Supplementary materials for: Are online news comments like face-to-face conversation? A multi-dimensional analysis of an emerging register (version 1.0)
https://zenodo.org/badge/latestdoi/224676981
This repository contains the original data, script, and additional statistical material for conducting a multi-dimensional analysis of online news comments vis-à-vis other traditional English registers as described in
- Ehret, Katharina, and Maite Taboada. (2020). “Are online news comments like face-to-face conversation? A multi-dimensional analysis of an emerging register”. Register Studies, 2 (1): 1-36. DOI: 10.1075/rs.19012.ehr
This publication focuses on the question of whether online news comments are like face-to-face conversation or not. It is a widespread view that online comments are like "dialogue", with comments often being referred to as "conversations". These assumptions, however, lack empirical back-up. In order to answer this question, register-relevant properties of online news comments are systematically explored using multi-dimensional analysis (MDA) techniques. Specifically, MDA is used to establish what online comments are like by describing their linguistic features and comparing them to traditional registers (e.g. face-to-face conversation, academic writing).

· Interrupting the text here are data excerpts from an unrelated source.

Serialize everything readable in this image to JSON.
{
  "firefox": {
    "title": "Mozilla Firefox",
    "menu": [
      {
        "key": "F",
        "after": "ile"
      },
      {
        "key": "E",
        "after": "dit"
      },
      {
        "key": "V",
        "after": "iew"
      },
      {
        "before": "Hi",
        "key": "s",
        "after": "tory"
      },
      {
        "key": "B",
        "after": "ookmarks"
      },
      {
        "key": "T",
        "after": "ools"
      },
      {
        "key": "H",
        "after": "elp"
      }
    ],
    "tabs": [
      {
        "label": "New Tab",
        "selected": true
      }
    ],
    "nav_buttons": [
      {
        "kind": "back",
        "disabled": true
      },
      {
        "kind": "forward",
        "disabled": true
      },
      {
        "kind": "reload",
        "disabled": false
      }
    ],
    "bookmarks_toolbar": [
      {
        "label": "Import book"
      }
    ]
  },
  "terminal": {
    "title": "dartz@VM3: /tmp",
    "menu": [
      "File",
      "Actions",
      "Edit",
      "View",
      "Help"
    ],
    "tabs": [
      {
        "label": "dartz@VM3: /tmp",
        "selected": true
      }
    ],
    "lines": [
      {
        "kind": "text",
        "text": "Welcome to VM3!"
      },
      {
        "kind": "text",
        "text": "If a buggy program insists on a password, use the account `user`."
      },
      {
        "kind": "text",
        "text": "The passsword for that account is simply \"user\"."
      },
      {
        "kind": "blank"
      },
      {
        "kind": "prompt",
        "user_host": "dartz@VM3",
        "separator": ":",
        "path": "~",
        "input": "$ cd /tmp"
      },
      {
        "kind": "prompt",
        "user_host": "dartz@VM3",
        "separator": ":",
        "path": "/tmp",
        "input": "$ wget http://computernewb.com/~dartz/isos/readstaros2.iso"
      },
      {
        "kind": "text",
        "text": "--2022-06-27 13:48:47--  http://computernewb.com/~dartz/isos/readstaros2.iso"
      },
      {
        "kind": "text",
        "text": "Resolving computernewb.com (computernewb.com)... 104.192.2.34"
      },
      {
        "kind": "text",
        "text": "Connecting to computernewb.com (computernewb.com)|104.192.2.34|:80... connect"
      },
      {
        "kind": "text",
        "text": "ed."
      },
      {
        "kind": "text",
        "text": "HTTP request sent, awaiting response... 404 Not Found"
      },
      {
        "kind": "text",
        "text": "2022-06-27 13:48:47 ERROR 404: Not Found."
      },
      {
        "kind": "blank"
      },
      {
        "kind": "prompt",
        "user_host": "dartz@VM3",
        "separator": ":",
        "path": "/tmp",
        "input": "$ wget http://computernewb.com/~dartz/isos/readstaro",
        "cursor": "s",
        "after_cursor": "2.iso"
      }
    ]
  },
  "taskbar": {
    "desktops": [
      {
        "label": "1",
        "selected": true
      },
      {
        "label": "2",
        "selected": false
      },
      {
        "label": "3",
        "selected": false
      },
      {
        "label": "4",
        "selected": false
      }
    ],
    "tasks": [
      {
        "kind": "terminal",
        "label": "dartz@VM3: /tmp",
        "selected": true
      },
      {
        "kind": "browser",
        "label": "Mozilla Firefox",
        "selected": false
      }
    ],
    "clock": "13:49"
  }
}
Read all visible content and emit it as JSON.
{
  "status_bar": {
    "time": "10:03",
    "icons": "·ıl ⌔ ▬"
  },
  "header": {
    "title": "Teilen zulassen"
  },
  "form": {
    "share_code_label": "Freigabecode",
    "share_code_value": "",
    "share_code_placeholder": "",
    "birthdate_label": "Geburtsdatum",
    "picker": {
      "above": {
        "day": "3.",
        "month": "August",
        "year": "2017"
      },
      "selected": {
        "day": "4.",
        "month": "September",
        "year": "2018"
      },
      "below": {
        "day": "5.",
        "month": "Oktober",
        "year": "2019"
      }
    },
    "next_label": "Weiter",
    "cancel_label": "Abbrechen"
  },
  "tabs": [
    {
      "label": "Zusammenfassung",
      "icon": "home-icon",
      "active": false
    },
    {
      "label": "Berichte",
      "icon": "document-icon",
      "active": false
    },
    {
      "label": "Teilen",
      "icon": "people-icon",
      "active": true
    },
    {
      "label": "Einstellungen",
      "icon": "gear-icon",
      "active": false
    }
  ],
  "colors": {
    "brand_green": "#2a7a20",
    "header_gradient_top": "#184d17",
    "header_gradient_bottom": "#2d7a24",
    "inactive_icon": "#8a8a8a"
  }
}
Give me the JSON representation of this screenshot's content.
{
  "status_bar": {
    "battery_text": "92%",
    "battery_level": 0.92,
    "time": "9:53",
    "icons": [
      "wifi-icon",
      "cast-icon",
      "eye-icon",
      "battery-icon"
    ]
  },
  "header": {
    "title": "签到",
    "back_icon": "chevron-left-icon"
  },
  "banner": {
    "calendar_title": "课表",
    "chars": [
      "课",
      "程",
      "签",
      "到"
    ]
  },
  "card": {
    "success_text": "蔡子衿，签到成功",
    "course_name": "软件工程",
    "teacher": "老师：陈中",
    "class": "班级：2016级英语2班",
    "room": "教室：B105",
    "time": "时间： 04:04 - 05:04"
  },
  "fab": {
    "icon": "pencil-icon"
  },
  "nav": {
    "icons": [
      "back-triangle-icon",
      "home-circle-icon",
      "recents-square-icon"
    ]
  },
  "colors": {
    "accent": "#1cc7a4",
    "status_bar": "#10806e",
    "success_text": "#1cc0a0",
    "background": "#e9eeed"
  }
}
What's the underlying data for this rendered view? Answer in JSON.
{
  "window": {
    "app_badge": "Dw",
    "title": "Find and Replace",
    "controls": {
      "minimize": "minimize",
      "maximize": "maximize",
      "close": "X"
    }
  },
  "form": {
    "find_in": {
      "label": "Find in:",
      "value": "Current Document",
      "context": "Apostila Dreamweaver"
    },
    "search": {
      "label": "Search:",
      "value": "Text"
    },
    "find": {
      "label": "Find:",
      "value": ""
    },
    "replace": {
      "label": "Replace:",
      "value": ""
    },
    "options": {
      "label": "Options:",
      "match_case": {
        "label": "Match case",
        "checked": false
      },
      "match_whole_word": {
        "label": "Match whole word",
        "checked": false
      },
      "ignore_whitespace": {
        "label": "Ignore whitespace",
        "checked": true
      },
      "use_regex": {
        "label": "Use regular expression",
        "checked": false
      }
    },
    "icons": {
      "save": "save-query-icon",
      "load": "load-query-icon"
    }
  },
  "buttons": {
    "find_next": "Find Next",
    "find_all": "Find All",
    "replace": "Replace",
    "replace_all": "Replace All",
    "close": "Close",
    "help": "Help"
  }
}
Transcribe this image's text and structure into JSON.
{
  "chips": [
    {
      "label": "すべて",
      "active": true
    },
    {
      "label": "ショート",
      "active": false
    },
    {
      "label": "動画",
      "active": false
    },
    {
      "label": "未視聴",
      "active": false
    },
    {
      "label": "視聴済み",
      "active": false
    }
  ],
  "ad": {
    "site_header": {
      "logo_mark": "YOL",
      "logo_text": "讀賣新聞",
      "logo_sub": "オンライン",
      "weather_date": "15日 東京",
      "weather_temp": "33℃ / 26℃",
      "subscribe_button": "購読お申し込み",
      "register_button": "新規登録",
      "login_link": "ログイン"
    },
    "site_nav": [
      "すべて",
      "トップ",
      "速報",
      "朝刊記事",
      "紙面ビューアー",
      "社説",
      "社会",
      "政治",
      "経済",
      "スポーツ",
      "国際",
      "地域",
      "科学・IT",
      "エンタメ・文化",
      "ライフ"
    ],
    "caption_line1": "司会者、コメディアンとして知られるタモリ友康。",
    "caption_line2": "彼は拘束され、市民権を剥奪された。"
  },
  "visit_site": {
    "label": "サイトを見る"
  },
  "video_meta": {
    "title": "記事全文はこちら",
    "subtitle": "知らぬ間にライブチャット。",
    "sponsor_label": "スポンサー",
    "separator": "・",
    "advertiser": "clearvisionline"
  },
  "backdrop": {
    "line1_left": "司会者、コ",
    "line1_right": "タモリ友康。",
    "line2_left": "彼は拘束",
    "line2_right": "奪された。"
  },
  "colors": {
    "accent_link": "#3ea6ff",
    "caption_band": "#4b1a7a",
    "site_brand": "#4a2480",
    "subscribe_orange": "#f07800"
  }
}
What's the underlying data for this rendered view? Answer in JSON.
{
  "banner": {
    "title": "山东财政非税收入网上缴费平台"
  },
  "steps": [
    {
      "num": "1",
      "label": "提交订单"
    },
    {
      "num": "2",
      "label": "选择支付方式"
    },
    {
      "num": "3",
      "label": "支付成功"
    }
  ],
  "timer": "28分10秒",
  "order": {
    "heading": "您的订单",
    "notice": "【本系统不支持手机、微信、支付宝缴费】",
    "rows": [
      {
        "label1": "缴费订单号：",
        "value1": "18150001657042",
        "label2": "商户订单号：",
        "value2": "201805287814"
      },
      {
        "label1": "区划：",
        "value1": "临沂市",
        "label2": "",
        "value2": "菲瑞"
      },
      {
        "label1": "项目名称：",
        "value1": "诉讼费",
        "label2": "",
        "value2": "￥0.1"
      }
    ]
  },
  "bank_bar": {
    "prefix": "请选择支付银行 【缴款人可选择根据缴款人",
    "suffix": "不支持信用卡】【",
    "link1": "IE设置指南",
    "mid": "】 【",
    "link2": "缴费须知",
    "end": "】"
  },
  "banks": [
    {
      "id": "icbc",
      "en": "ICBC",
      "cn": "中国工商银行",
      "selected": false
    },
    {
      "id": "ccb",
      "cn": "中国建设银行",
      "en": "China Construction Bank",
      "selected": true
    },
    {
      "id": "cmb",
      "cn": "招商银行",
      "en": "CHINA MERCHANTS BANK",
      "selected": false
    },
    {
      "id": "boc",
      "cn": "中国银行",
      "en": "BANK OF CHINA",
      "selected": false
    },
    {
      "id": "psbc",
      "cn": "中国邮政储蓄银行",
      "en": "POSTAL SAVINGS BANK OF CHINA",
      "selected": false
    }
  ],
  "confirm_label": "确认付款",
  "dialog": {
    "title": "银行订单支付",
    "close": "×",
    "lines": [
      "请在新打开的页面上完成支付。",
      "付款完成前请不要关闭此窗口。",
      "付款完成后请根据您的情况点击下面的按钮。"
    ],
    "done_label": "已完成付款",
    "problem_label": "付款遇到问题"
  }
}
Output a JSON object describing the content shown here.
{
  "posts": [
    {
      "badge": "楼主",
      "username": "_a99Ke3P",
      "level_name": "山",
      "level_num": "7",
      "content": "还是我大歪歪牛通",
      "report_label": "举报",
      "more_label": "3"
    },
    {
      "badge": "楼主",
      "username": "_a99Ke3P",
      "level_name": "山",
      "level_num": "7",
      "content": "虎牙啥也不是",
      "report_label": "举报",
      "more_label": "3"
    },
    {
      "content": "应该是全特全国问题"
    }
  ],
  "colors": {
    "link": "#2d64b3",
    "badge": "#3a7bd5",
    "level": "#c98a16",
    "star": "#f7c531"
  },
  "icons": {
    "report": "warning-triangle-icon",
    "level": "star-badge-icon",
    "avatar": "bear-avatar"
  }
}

The dataset published in this repository is based on comments and opinion articles of the Simon Fraser University opinion and comments corpus (SOCC) as well as the Canadian component of the International Corpus of English (ICE). The original corpus data was annotated with parts-of-speech tags using the Multidimensional Analysis Tagger and tags were retrieved with a custom-made python script (available from https://github.com/sfu-discourse-lab/MDA_project). A detailed description of the data (henceforth called SOCC-ICE dataset) and statistical procedure, i.e. factor analysis, can be found in the related publication.
This csv contains the unrotated eigenvalues which were calculated based on the correlation matrix of normalised feature frequencies.
This csv contains the factor scores of a six factor solution for each of the 660 individual text in the SOCC-ICE dataset. The first column contains the file names.
This csv contains normalised feature frequencies of 67 lexico-grammatical features (see POS-tag_description) which were automatically retrieved from each text in the SOCC-ICE dataset. The frequencies were normalised per 1000 word tokens. This csv serves as input for the factor analysis.
This csv contains the raw feature frequencies of 67 lexico-grammatical features (see POS-tag_description) which were automatically retrieved from each text in the SOCC-ICE dataset.
The feature loadings of each feature on each factor in the six factor solution. The first column lists the feature tags (see POS-tag_description.csv, for a description of the features).
A csv containing the mean factor scores for each register in the SOCC-ICE dataset. The mean factor scores were calculated based on the factor scores of the 660 individual text in the dataset. Mean factor scores are essentially an average across all texts belonging to one register (see texts_per_register.csv).
The standard deviation of the mean factor scores per register.
A list of 67 lexico-grammatical features. The first column provides the tag, the second column gives a brief description of the feature.
The r script containing the commands for conducting all statistics and the factor analysis described in the related publication.
A list of all individual texts in the SOCC-ICE dataset (first column) and information on their register (second column) and mode of communication (third column). This file is necessary for calculating mean factor scores per register.